An act which is heinous; causes measurable harm to another's life or liberty. Always results in a prison sentence. No disenfranchisement – a check against overzealous legislators. Causes loss of “responsibility required” civil liberties, unless the law is later overturned. Prosecutors cannot plea bargain into a felony charge from a non felony charge.

– Acts which would have been felonies in a causal chain of events, if a third party had not intervened.
– Acts which constrain another's life or liberty without measurable damage.
– Acts which involve theft or destruction of another's property.

Misdemeanors can be assigned community service, fines, or restricted jail periods.

All other acts which some party claims victimization in are tried in civil court. This prevents encoding subjective morals into criminal law, because ultimately the law must have a basis in protecting at least one of life, liberty, or property to avoid being thrown out.
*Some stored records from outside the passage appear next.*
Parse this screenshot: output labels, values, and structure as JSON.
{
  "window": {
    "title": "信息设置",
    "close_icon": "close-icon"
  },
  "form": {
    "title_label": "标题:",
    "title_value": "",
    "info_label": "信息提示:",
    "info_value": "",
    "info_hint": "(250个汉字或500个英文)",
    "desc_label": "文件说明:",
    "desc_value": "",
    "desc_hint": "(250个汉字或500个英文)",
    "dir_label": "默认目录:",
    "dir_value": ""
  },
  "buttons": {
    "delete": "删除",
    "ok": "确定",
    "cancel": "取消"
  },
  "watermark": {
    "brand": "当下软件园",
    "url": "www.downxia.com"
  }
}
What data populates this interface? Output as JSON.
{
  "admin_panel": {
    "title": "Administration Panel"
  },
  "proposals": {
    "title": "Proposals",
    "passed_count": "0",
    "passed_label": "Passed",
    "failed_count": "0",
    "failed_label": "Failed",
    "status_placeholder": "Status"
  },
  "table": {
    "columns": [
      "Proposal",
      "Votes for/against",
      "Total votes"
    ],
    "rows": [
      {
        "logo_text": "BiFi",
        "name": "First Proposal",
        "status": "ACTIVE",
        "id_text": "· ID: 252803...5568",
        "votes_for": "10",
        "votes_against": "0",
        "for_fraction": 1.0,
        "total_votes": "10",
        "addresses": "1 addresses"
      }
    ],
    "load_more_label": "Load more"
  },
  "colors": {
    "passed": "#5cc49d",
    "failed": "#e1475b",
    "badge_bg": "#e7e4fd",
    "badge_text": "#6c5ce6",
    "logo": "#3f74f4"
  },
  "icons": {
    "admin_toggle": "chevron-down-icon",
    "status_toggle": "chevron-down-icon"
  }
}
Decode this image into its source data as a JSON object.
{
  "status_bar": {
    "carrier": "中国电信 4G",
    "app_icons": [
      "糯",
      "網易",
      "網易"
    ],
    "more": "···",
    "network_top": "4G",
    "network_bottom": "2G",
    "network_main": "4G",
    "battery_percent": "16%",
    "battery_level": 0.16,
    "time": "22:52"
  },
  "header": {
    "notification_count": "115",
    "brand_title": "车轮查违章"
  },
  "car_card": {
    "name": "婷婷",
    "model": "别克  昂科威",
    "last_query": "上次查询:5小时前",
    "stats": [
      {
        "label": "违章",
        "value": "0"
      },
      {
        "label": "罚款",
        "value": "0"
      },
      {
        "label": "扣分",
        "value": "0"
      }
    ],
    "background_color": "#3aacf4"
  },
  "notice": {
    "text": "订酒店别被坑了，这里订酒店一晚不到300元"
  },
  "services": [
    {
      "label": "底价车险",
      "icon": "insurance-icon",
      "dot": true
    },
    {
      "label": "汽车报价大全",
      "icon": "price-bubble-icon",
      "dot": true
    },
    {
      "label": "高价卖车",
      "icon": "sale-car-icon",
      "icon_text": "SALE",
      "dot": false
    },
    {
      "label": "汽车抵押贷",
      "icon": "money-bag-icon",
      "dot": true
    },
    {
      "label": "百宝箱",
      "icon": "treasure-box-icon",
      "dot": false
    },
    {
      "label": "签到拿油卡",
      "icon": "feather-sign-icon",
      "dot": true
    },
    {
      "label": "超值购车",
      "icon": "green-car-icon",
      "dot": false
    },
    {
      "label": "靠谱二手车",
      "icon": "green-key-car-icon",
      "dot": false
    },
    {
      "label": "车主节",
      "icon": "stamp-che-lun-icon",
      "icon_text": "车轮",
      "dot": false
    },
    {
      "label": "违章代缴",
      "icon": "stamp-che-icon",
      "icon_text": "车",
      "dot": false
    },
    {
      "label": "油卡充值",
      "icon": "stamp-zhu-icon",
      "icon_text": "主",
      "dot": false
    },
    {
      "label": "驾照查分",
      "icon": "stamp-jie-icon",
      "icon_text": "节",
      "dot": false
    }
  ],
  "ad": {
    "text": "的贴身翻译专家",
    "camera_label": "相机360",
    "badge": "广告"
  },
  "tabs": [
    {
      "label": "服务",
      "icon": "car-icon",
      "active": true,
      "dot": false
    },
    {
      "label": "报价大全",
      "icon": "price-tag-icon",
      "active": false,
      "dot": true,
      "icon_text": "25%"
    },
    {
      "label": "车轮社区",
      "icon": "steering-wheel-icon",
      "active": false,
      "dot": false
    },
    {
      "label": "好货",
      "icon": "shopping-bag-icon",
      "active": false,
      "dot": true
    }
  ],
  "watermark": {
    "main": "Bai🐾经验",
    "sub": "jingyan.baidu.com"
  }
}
Civil court thrives on case law, and case law which becomes archaic can be overturned by new rulings.

An exception to criminal law is the reflexive case. In other words, it is impossible for an individual to victimize himself by definition. Therefore, suicide and many other current “immoral” acts cannot be illegal. In the case of suicide, the body is left to the victim's estate.

Acts that do some nebulously defined harm, such as things that harm “society”, where a victim cannot be identified, are strictly for civil courts.

“Responsibility required” civil liberties: Liberties which a citizen of a free society enjoys, but which have potential for harm to others in certain circumstances. Handgun carry; recreational drugs; prostitution, etc. Providers of such are regulated by the state to ensure that ex-felons do not have access to these. Existence of regulated providers should keep black markets out of business.